But as she asked the question and before Laure could answer it, another woman who had mounted higher than the other looked over the balustrade rail, and calling down, said:

"She is attending a convict who has been struck; who is, a monk said, doomed. He fell in the Flower Market, writhing. One who was engaged in walling up the doors of the infected houses. I saw her half-an-hour ago."

Then descending a few steps of the stairs, so that now she stood but little above where Laure was, she continued:

"The man wanders in his mind. He told Marion that your husband had come here to seek for you in Marseilles; that he knew him; that he had seen and recognised him."

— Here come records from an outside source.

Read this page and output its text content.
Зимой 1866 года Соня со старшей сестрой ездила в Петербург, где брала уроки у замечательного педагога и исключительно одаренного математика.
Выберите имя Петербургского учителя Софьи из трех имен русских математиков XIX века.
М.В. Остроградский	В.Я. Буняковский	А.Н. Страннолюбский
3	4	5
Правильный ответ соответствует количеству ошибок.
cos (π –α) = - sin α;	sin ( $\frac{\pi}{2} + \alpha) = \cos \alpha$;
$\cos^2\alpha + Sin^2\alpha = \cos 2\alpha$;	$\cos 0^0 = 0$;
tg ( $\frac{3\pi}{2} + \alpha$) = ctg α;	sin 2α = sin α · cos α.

"My husband has come here!--it is true--and has found me God be praised," while, as she spoke, there was a look of such supreme happiness in her eyes, on her whole face, that the other women could not withdraw their gaze from her. "He has found me. Yet, how can this stricken man, this galley slave, know him?"

"He says he does; and avers that it is so. He says, too, he must see him ere he dies."

Then, because the woman was one who was more righteously sentenced to deportation than most who had toiled in her company from Paris to Marseilles, she having been a thief and a receiver of stolen goods for many years in the Capital, she lowered her voice as she said:

"If he is here, best bid him go see the dying man. He may know of hidden goods, of appropriated treasure securely put away, of wealth easily to be acquired. Tell your husband, if he is in truth his friend, if he has any such a friend----"

"My husband the friend of such as that!" Laure exclaimed. "God forbid! He is an honest man! A gentleman!"

"All our husbands are!" the woman exclaimed with a grimace. "We can all say that! Yet they cannot preserve us from such a fate as this!" and she turned and recommenced the ascent of the stairs.